Seit Wochen habe ich schon keinen Schritt mehr in den eigentlichen Schlafraum getan, aus dem
mir, wie jeden Morgen, ein schnarchähnliches Geräusch entgegenhallt.
Mein erster Blick fällt auf den vor mir stehenden Tisch, der alltäglich das selbe Bild bietet:
Ein Brocken Haschisch, in einer kleinen Tüte aufbewahrt, daneben ein feuerzeug, eine leere
Zigarettenschachtel, ein randvoller, stinkender, Aschenbecher, mehrere Gläser und eine halbleere
Flasche Wein. Ein paar Zeitschriften und ein benutzte Teller samt Besteck vom gestrigen Abend
runden den Anblick ab.
Ich versuche, meine Gedanken zu ordnen und mache mich auf den Weg ins Bad.
Die Uhr an der Wand zeigt 5:03, eine halbe Stunde bleibt mir noch, dann wird er aufstehen.
Meine Beine sind schwer wie Blei, irgendwo pocht ein leiser Schmerz in meinem Kopf und
eine tiefe Sehnsucht nach starkem Kaffee macht sich in meinem Innern breit.
Das Gefühl kann mich überreden, einen Abstecher in die Küche einzuräumen und mich um das schwarze
Gebräu zu kümmern.
Wenig später werfe ich einen Blick in den Spiegel, der eingerahmt über dem Waschbecken im Bad
hängt.

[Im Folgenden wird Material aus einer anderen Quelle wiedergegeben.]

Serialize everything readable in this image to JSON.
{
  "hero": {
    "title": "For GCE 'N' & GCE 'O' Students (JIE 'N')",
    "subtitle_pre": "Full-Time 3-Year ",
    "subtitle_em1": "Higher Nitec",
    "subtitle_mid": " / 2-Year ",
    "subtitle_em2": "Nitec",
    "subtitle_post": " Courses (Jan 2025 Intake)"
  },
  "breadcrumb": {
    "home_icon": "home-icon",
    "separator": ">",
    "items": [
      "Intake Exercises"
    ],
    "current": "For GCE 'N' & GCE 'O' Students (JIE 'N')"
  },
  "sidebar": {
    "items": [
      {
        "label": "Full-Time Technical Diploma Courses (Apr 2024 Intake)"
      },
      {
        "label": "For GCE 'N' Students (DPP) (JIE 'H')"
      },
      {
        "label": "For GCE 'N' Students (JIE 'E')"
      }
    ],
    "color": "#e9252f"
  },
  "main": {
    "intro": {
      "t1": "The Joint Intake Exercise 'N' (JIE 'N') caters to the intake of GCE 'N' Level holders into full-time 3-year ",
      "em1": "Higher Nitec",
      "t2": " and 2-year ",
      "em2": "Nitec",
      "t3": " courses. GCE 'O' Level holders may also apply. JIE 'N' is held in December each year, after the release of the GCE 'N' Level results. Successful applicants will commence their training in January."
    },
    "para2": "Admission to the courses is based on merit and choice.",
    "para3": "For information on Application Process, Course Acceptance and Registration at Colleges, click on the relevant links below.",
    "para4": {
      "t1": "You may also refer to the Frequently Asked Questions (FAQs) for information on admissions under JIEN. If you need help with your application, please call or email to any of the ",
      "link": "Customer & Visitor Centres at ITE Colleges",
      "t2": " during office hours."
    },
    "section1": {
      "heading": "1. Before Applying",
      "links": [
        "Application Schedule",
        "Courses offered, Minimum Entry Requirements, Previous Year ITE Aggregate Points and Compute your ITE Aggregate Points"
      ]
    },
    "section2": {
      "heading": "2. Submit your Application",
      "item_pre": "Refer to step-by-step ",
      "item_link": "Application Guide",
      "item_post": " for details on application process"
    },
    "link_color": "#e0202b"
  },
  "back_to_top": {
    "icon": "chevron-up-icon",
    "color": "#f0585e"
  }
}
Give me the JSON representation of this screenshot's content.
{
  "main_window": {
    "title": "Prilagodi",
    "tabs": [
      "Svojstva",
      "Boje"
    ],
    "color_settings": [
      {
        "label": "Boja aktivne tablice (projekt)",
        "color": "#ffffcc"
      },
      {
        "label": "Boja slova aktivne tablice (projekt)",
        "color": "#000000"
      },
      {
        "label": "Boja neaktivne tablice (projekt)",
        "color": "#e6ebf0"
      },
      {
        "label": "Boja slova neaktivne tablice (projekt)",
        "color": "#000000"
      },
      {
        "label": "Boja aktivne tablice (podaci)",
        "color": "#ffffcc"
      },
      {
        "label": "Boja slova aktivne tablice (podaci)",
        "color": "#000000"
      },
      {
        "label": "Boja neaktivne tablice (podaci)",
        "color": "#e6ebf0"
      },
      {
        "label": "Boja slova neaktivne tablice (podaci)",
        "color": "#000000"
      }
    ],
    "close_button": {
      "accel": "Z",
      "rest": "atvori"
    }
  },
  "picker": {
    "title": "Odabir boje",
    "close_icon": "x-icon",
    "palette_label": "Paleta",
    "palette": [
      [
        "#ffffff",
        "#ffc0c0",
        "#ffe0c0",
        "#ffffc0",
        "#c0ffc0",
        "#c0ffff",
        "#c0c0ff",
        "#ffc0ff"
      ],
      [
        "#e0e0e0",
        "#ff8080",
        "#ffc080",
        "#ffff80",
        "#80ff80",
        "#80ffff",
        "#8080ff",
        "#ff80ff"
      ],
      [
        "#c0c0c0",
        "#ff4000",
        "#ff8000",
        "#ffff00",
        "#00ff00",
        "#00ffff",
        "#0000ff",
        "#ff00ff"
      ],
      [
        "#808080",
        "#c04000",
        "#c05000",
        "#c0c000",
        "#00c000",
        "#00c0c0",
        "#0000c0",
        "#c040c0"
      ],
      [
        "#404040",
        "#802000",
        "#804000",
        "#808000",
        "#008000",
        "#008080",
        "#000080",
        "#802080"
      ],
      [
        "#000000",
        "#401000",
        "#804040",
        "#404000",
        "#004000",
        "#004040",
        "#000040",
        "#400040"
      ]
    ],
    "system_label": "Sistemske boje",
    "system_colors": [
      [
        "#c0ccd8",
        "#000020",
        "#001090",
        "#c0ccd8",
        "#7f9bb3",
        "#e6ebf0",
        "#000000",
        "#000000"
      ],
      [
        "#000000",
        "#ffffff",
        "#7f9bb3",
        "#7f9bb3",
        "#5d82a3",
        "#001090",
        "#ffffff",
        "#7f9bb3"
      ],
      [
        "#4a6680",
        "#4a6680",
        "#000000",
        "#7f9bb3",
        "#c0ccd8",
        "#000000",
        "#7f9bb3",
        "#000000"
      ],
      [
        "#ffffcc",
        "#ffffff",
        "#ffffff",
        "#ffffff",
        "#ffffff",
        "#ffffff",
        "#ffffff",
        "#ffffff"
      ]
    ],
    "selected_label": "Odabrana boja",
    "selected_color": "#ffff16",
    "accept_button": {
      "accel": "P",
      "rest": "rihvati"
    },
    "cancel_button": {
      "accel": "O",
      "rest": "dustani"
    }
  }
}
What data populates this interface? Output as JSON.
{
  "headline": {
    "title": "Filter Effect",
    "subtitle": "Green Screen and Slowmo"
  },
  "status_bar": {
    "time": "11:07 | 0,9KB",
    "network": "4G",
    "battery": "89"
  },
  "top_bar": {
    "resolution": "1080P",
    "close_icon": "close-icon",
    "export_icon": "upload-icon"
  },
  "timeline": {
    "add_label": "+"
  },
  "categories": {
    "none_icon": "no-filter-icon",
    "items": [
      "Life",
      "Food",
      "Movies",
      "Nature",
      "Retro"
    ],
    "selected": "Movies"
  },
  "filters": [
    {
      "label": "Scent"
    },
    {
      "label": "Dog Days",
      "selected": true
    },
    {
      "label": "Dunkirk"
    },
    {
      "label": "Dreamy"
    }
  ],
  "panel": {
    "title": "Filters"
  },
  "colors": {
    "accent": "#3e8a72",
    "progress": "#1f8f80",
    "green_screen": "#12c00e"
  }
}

Ich schenke mir selbst ein gequältes Grinsen, nur um zu sehen, ob ich es noch kann,
auf die Ehrlichkeit des Lächelns lege ich schon lange keinen Wert mehr.
Jede Einzelheit, die ich erkenne, kommt mir wie die Auslage eines Tante-Emma-Ladens vor,
der seine Ware zum Ramschpreis im kleinen Schaufenster anbietet.
Im Sonderangebot befinden sich heute ein, von blutleeren Lippen, eingerahmter Mund, der auf
Kommando seine Winkel heben kann, also praktisch ferngesteuert und bedienerfreundlich.
Weiterhin gibt es eine ebenmäßige Nase, die, bei sorgfältiger Puderpflege, sicherlich als
Kunstobjekt reissenden Absatz findet !
Eben entdecke ich die Ursache meines Kopfschmerzes. Ein blau-lila gefärbter Fleck, unnatürlichen
Ursprungs, zieht sich an der rechten Schläfe, bis zum Haaransatz entlang.
Ja, ich kann mich gut an seine Entstehung erinnern, ihn gibt es als Erstlingswerk absolut billig
angeboten. Die Bilder eines Künstlers steigen bekanntlich erst nach dessen Tod im Preis.
Ich finde noch einen roten Striemen, der knapp unterhalb des Kehlkopfes verläuft und wie ein
nichtbleibendes Modetattoo schon wieder verblasst. Es lohnt nicht, ihn noch anzubieten.
Die meiste Aufmerksamkeit der Käufer würden wohl die beiden, eigentlich schönen,
grünen Augen erregen, die weder fragend noch eigenwillig aus den dunklen Höhlen schauen.
Sie haben nichts zu sagen, egal was sie wahrnehmen.
"Wer wünscht sich nicht insgeheim ein "Ist-mir-egal-Ausdruck", wenn es einmal wieder
Ärger zu geben scheint ? Diese Augen sind bestens darauf trainiert, verehrte Damen und Herren."-
so könnte der Werbespruch lauten. Spätestens jetzt stellt jeder die Frage nach dem Preis.
Ich überprüfe noch einmal das geübte Grinsen und gebe ihm den letzten Schliff. Es soll alles
seine gewohnte Ordnung haben, Fehler kann ich mir nicht leisten, nicht heute.
Während ich den Wecker im Schlafzimmer schellen höre, greife ich zu den Schmerztabletten
auf der Fensterbank.
Mein Leben, billiger kann ich es nicht verkaufen....
 

McFire

Mitglied
Sonderangebot

Au weia, sowas schreibt man, wenn man demnächst heiratet?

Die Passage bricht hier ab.